Échaudé par son pays qui n'a eu de cesse de faire la sourde oreille devant les sonnettes d'alarmes régulièrement tirés ces trente dernières années par divers intervenants, Al Gore a pris le taureau par les cornes. Il a sillonné inlassablement l'Amérique de l'ère Bush Junior, celle qui a refusé d'entrée de jeu de ratifier le protocole de Kyoto visant à réduire les émissions de gaz à effet de serre, pour informer ses concitoyens d'Une vérité qui dérange : si nous ne commençons pas à faire le nécessaire pour juguler ce problème issu de nos sociétés modernes, un dérèglement majeur du système climatique irréversible pourrait se produire d'ici dix ans, rendant notre bonne vieille planète inhabitable… Vous êtes sceptiques, hein ? Sans mauvais jeu de mots, cela vous laisserait même froid ? Vous auriez tort ! Le travail de vulgarisation scientifique fourni par « l'ex-futur président des États-Unis », comme Gore se définit non sans humour lors de ses conférences, reflète bien l'esprit du documentaire américain. Un esprit qui pourrait être résumé de la façon suivante : « Si tu veux informer, fais en sorte que ce soit fun ! » Il n'empêche que la démonstration d'Al Gore est implacable.


Par le biais de séries de photos sur les lacs ou glaciers célèbres prises sur un demi-siècle, de statistiques précises et de sources sûres, de graphiques climatologiques, météorologiques approuvés par l'écrasante majorité de la communauté scientifique, voire même d'un dessin animé inspiré de Matt Groening, Al Gore fait l'état des lieux d'une planète qui va mal à force de voir ses ressources surexploitées. Il en profite pour tordre définitivement le cou, par la même occasion, aux hypothèses contraires. C'est bien simple, il faut être un crétin fini, un scientifique travaillant pour le compte d'un consortium pétrolier et / ou Michael Crichton pour ne pas faire le lien ! Si Davis Guggenheim est parvenu à rendre Une vérité qui dérange si passionnant, c'est parce qu'il a su s'effacer derrière le show essentiel d'Al Gore tout en développant un assez beau portrait du personnage, fait de doutes et de solitudes, en décalage avec l'assurance et la détermination de son personnage scénique. Ces échappées hors de la démo sur lesquelles il s'exprime en voix-off laisse apparaître la sincérité d'un homme qui, très jeune, fut pris sous l'aile de Paul Reverre, le premier grand scientifique ayant alerté l'opinion publique sur le réchauffement climatique. Impression confirmée par les images d'archives du jeune député apostrophant un congrès visiblement peu concerné.

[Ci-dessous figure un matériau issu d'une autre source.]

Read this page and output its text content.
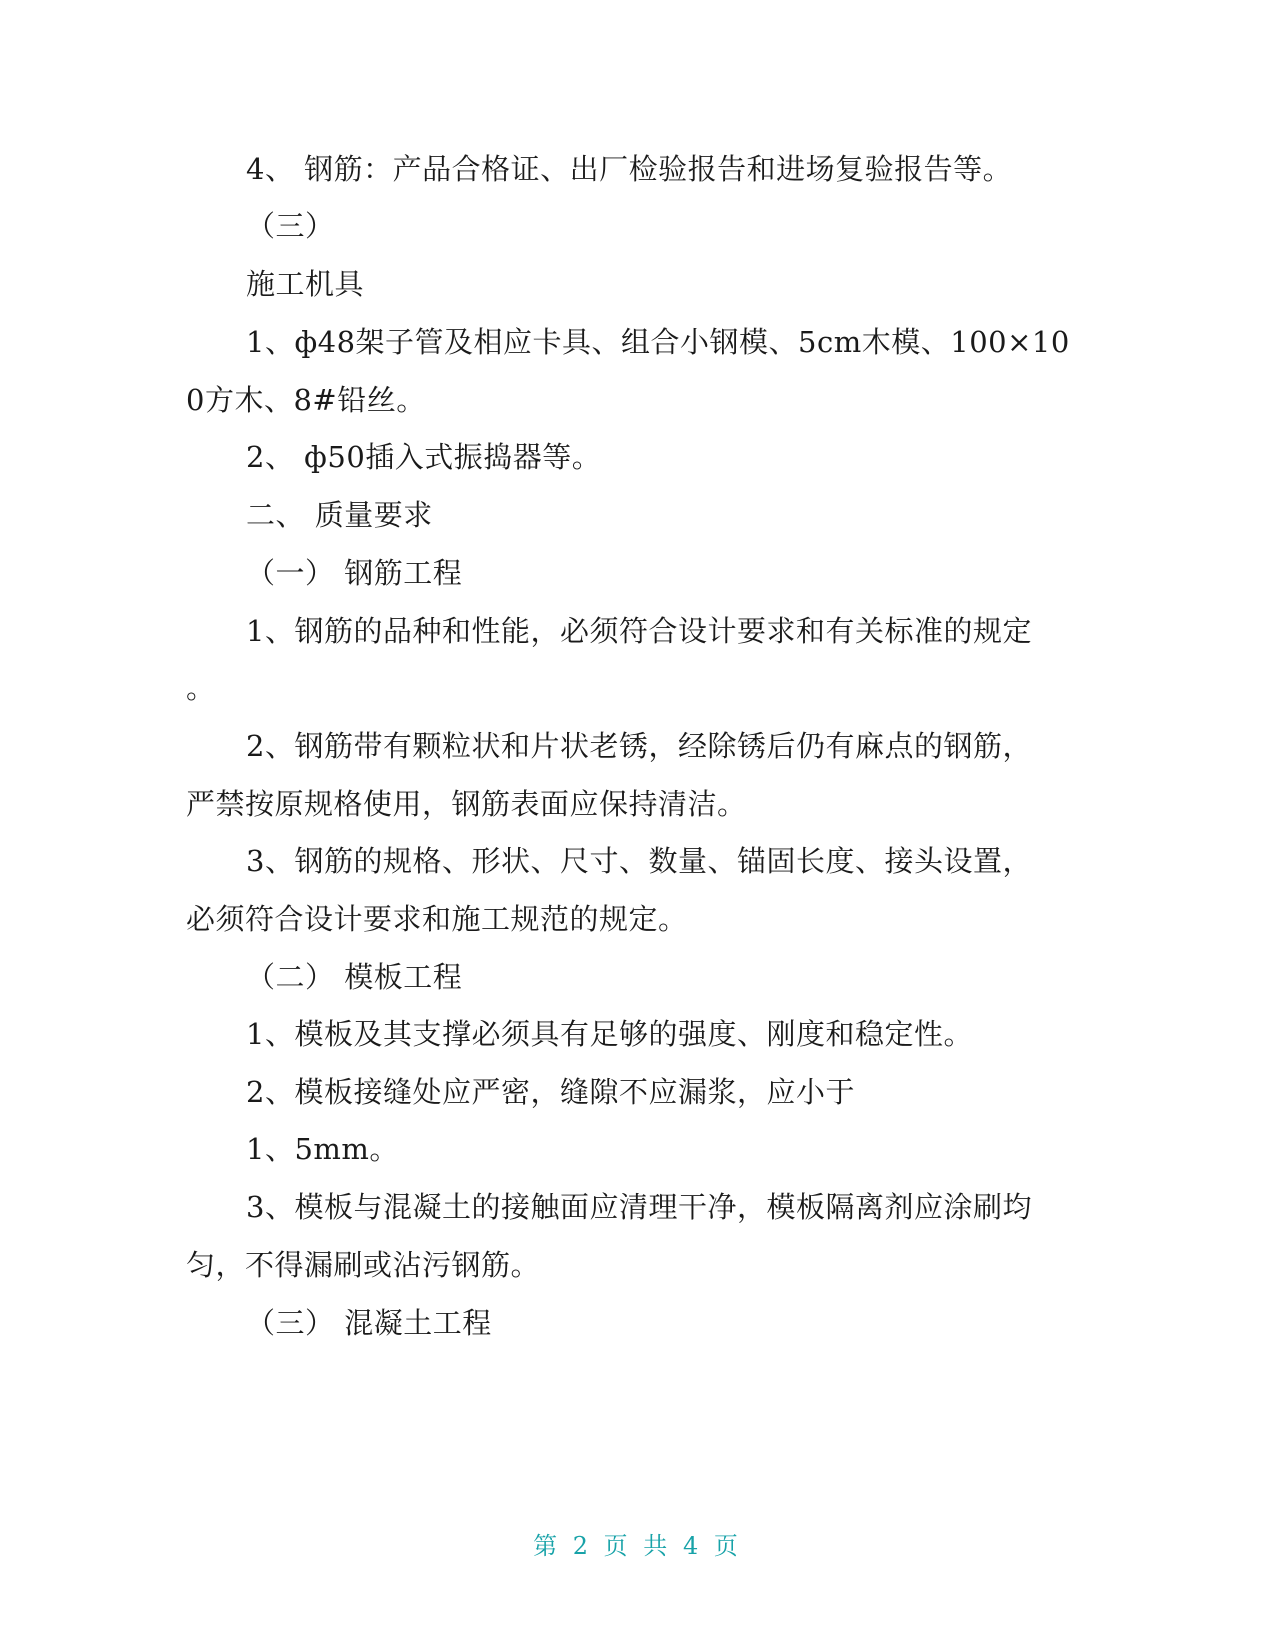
4、 钢筋：产品合格证、出厂检验报告和进场复验报告等。
（三）
施工机具
1、ф48架子管及相应卡具、组合小钢模、5cm木模、100×10
0方木、8#铅丝。
2、 ф50插入式振捣器等。
二、 质量要求
（一） 钢筋工程
1、钢筋的品种和性能，必须符合设计要求和有关标准的规定
。
2、钢筋带有颗粒状和片状老锈，经除锈后仍有麻点的钢筋，
严禁按原规格使用，钢筋表面应保持清洁。
3、钢筋的规格、形状、尺寸、数量、锚固长度、接头设置，
必须符合设计要求和施工规范的规定。
（二） 模板工程
1、模板及其支撑必须具有足够的强度、刚度和稳定性。
2、模板接缝处应严密，缝隙不应漏浆，应小于
1、5mm。
3、模板与混凝土的接触面应清理干净，模板隔离剂应涂刷均
匀，不得漏刷或沾污钢筋。
（三） 混凝土工程
第 2 页 共 4 页
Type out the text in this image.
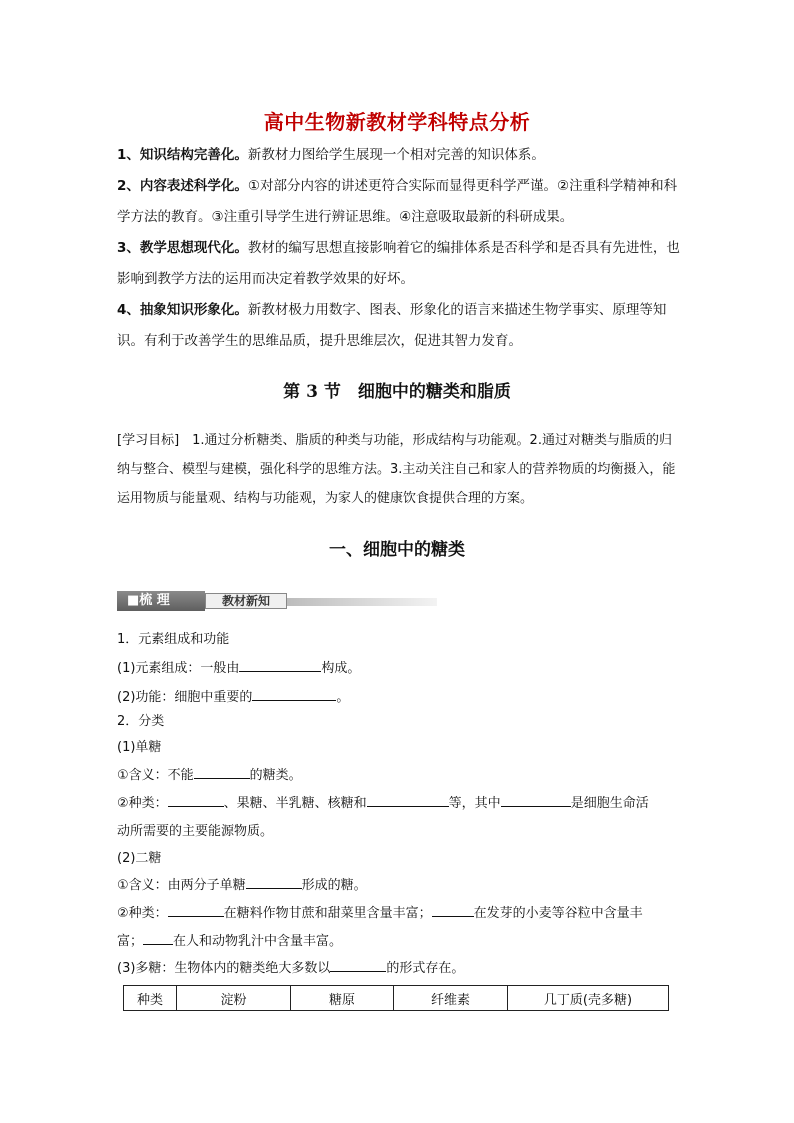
高中生物新教材学科特点分析
1、知识结构完善化。新教材力图给学生展现一个相对完善的知识体系。
2、内容表述科学化。①对部分内容的讲述更符合实际而显得更科学严谨。②注重科学精神和科学方法的教育。③注重引导学生进行辨证思维。④注意吸取最新的科研成果。
3、教学思想现代化。教材的编写思想直接影响着它的编排体系是否科学和是否具有先进性，也影响到教学方法的运用而决定着教学效果的好坏。
4、抽象知识形象化。新教材极力用数字、图表、形象化的语言来描述生物学事实、原理等知识。有利于改善学生的思维品质，提升思维层次，促进其智力发育。
第 3 节　细胞中的糖类和脂质
[学习目标]　1.通过分析糖类、脂质的种类与功能，形成结构与功能观。2.通过对糖类与脂质的归纳与整合、模型与建模，强化科学的思维方法。3.主动关注自己和家人的营养物质的均衡摄入，能运用物质与能量观、结构与功能观，为家人的健康饮食提供合理的方案。
一、细胞中的糖类
■梳 理	教材新知
1．元素组成和功能
(1)元素组成：一般由	构成。
(2)功能：细胞中重要的	。
2．分类
(1)单糖
①含义：不能	的糖类。
②种类：	、果糖、半乳糖、核糖和	等，其中	是细胞生命活
动所需要的主要能源物质。
(2)二糖
①含义：由两分子单糖	形成的糖。
②种类：	在糖料作物甘蔗和甜菜里含量丰富；	在发芽的小麦等谷粒中含量丰
富； 在人和动物乳汁中含量丰富。
(3)多糖：生物体内的糖类绝大多数以	的形式存在。
种类	淀粉	糖原	纤维素	几丁质(壳多糖)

Certes, on frôle de temps à autre l'hagiographie et le caractère insistant de la musique lors des passages introspectifs aurait pu être évité. Tant et si bien qu'on en vient parfois à se demander si cela ne tient pas davantage de la manipulation. Davis Guggenheim jouerait-il sur la corde sensible afin de préparer un éventuel retour politique (surtout lors du passage sur l'accident de son fils) ? Ou alors est-ce une façon de rappeler à quel point il aurait pu être un hypothétique grand président ? Certains ont récemment fait part de leurs doutes à propos des 10 conseils simples pour réduire les émissions de CO2, tout en arguant que les spectateurs seraient déjà acquis à la cause du film. Nous ne saurions trop recommander à ces mêmes personnes de se laisser à nouveau convertir par les thèses véhiculées dans Une vérité qui dérange : ils réaliseraient qu'il n'est jamais trop tard pour corriger les erreurs passées et que les actes accompagnant cette prise de conscience valent autant, sinon plus, que les résolutions internationales. Un bon sens qu'il nous incombe d'appliquer.

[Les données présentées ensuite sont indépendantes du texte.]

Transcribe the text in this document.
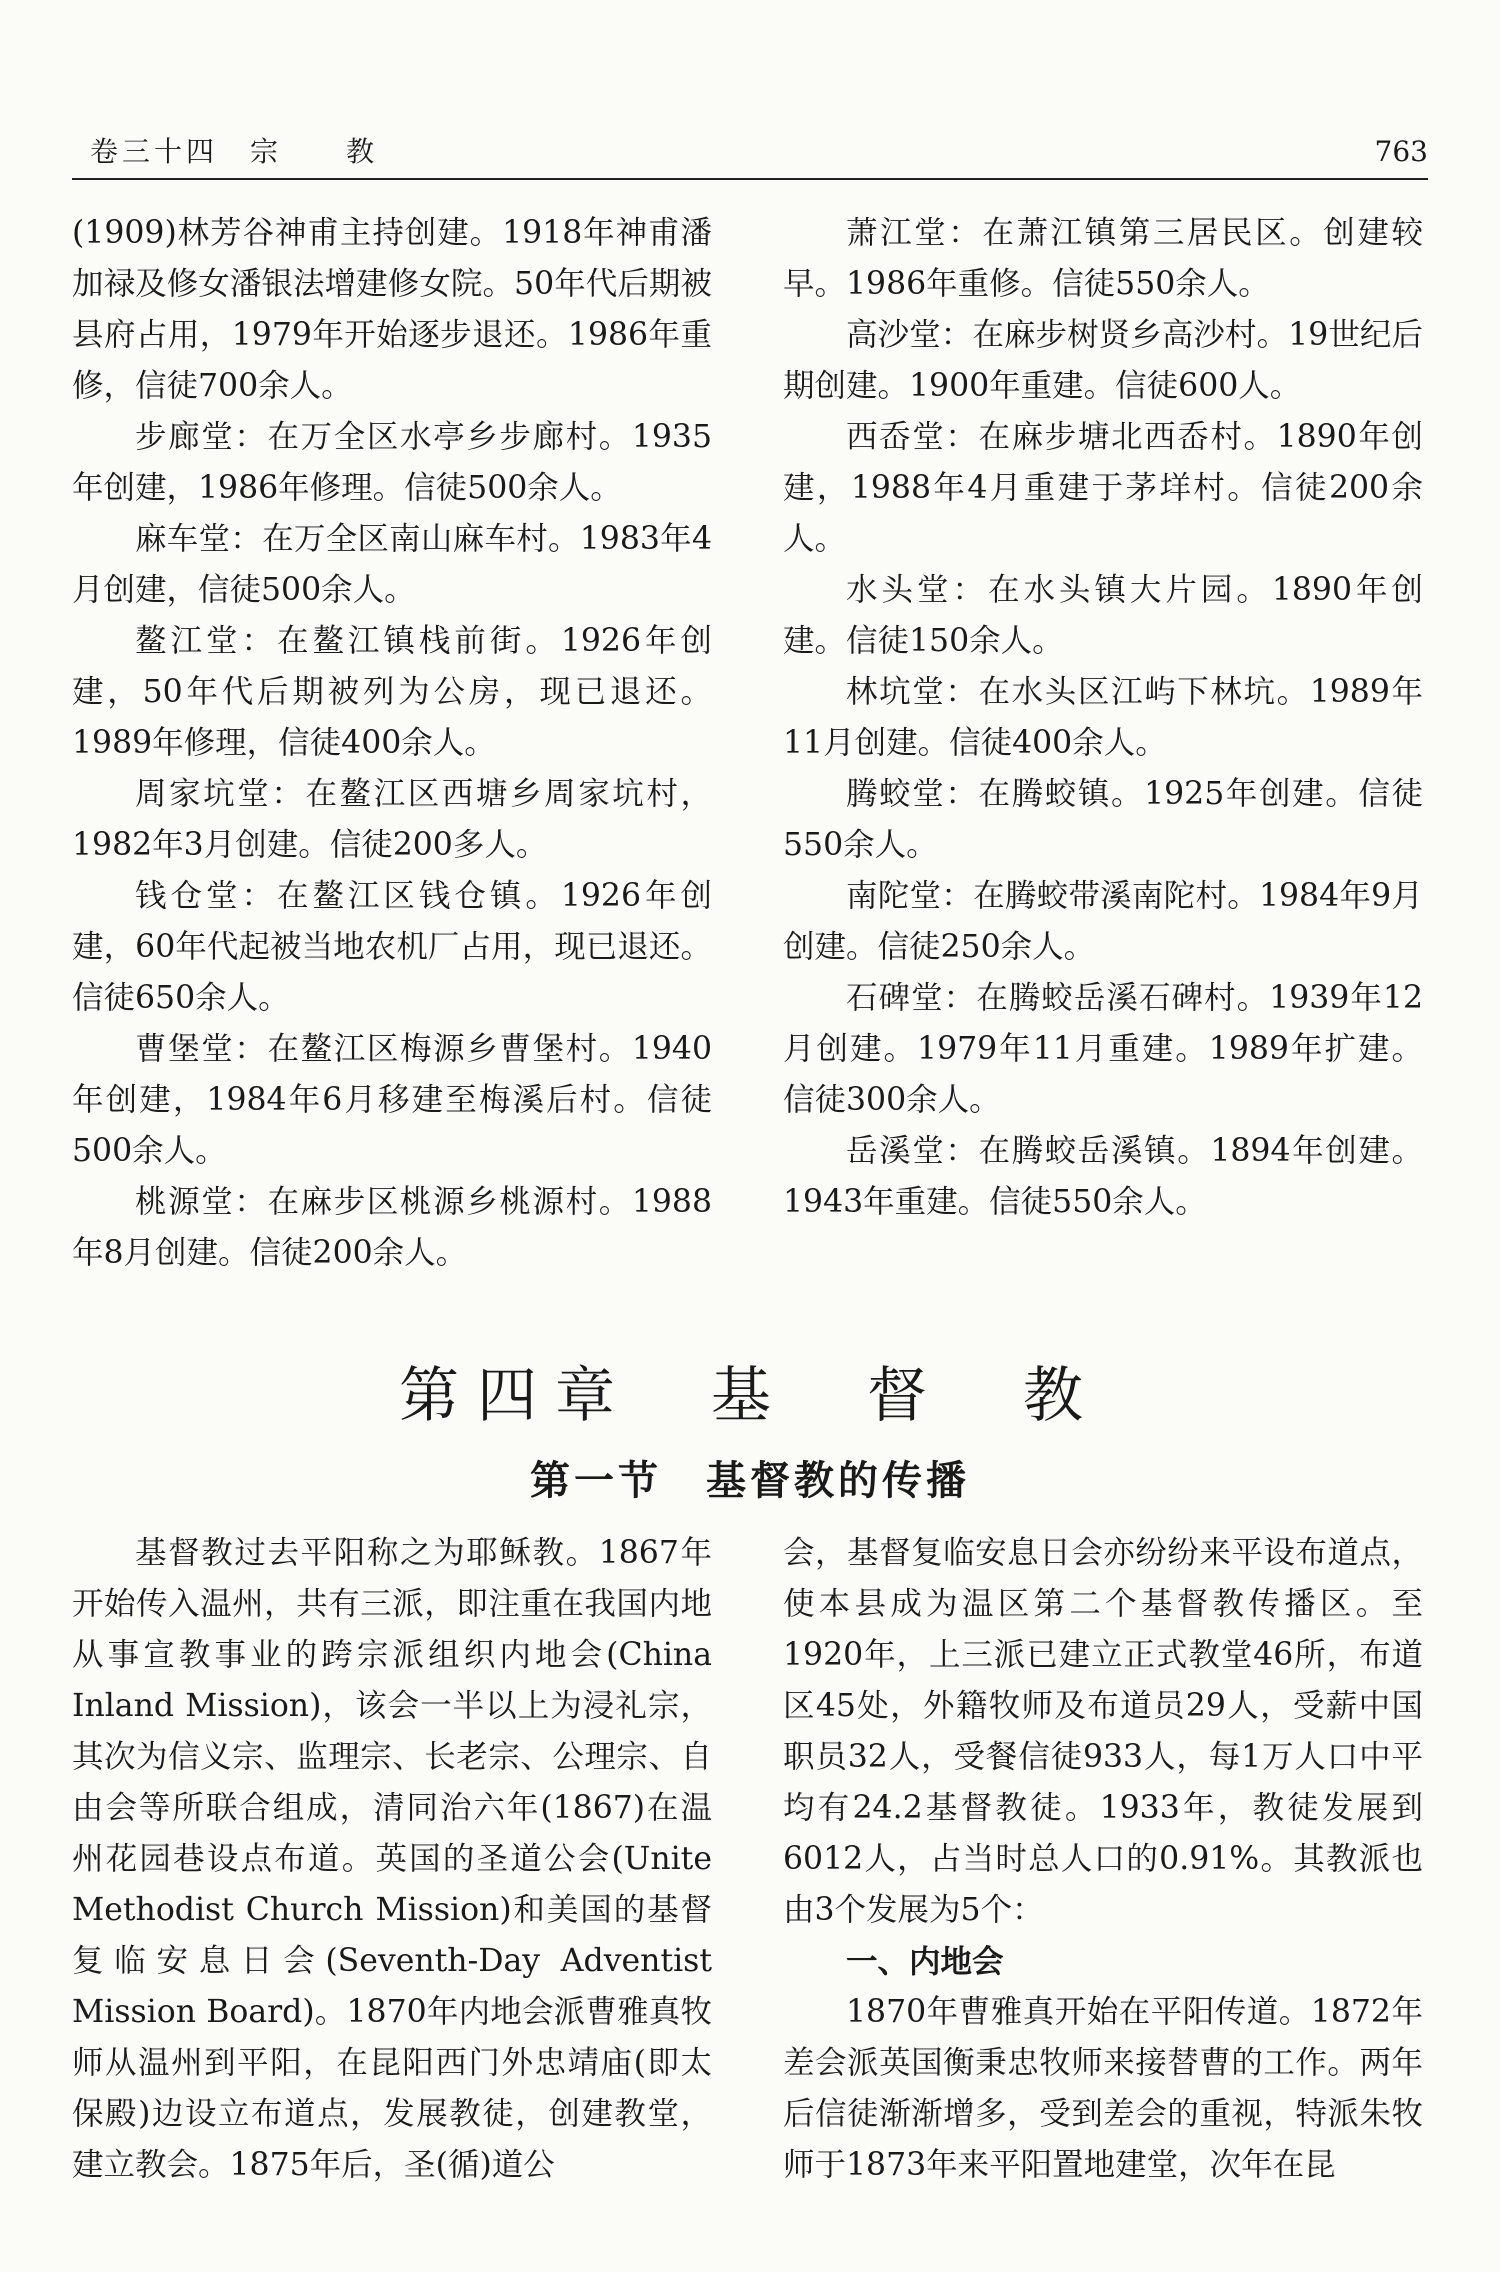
卷三十四　宗　　教	763

(1909)林芳谷神甫主持创建。1918年神甫潘加禄及修女潘银法增建修女院。50年代后期被县府占用，1979年开始逐步退还。1986年重修，信徒700余人。

步廊堂：在万全区水亭乡步廊村。1935年创建，1986年修理。信徒500余人。

麻车堂：在万全区南山麻车村。1983年4月创建，信徒500余人。

鳌江堂：在鳌江镇栈前街。1926年创建，50年代后期被列为公房，现已退还。1989年修理，信徒400余人。

周家坑堂：在鳌江区西塘乡周家坑村，1982年3月创建。信徒200多人。

钱仓堂：在鳌江区钱仓镇。1926年创建，60年代起被当地农机厂占用，现已退还。信徒650余人。

曹堡堂：在鳌江区梅源乡曹堡村。1940年创建，1984年6月移建至梅溪后村。信徒500余人。

桃源堂：在麻步区桃源乡桃源村。1988年8月创建。信徒200余人。

萧江堂：在萧江镇第三居民区。创建较早。1986年重修。信徒550余人。

高沙堂：在麻步树贤乡高沙村。19世纪后期创建。1900年重建。信徒600人。

西岙堂：在麻步塘北西岙村。1890年创建，1988年4月重建于茅垟村。信徒200余人。

水头堂：在水头镇大片园。1890年创建。信徒150余人。

林坑堂：在水头区江屿下林坑。1989年11月创建。信徒400余人。

腾蛟堂：在腾蛟镇。1925年创建。信徒550余人。

南陀堂：在腾蛟带溪南陀村。1984年9月创建。信徒250余人。

石碑堂：在腾蛟岳溪石碑村。1939年12月创建。1979年11月重建。1989年扩建。信徒300余人。

岳溪堂：在腾蛟岳溪镇。1894年创建。1943年重建。信徒550余人。

第四章　基　督　教
第一节　基督教的传播

基督教过去平阳称之为耶稣教。1867年开始传入温州，共有三派，即注重在我国内地从事宣教事业的跨宗派组织内地会(China Inland Mission)，该会一半以上为浸礼宗，其次为信义宗、监理宗、长老宗、公理宗、自由会等所联合组成，清同治六年(1867)在温州花园巷设点布道。英国的圣道公会(Unite Methodist Church Mission)和美国的基督复临安息日会(Seventh-Day Adventist Mission Board)。1870年内地会派曹雅真牧师从温州到平阳，在昆阳西门外忠靖庙(即太保殿)边设立布道点，发展教徒，创建教堂，建立教会。1875年后，圣(循)道公

会，基督复临安息日会亦纷纷来平设布道点，使本县成为温区第二个基督教传播区。至1920年，上三派已建立正式教堂46所，布道区45处，外籍牧师及布道员29人，受薪中国职员32人，受餐信徒933人，每1万人口中平均有24.2基督教徒。1933年，教徒发展到6012人，占当时总人口的0.91%。其教派也由3个发展为5个：

一、内地会

1870年曹雅真开始在平阳传道。1872年差会派英国衡秉忠牧师来接替曹的工作。两年后信徒渐渐增多，受到差会的重视，特派朱牧师于1873年来平阳置地建堂，次年在昆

PS : Les abus des États-Unis en matière d'environnement peuvent nous sembler lointains à nous européens, moins accros à la voiture que les américains et bien plus conscients du réchauffement global dû aux émissions de CO2. Mais il suffit de constater la recrudescence de glandus au volant de 4X4 (souvent des femmes, qui se sentent plus en sécurité en hauteur, ben voyons !) dans nos rues pour comprendre qu'une sortie hexagonale d'Une vérité qui dérange est tout à fait appropriée.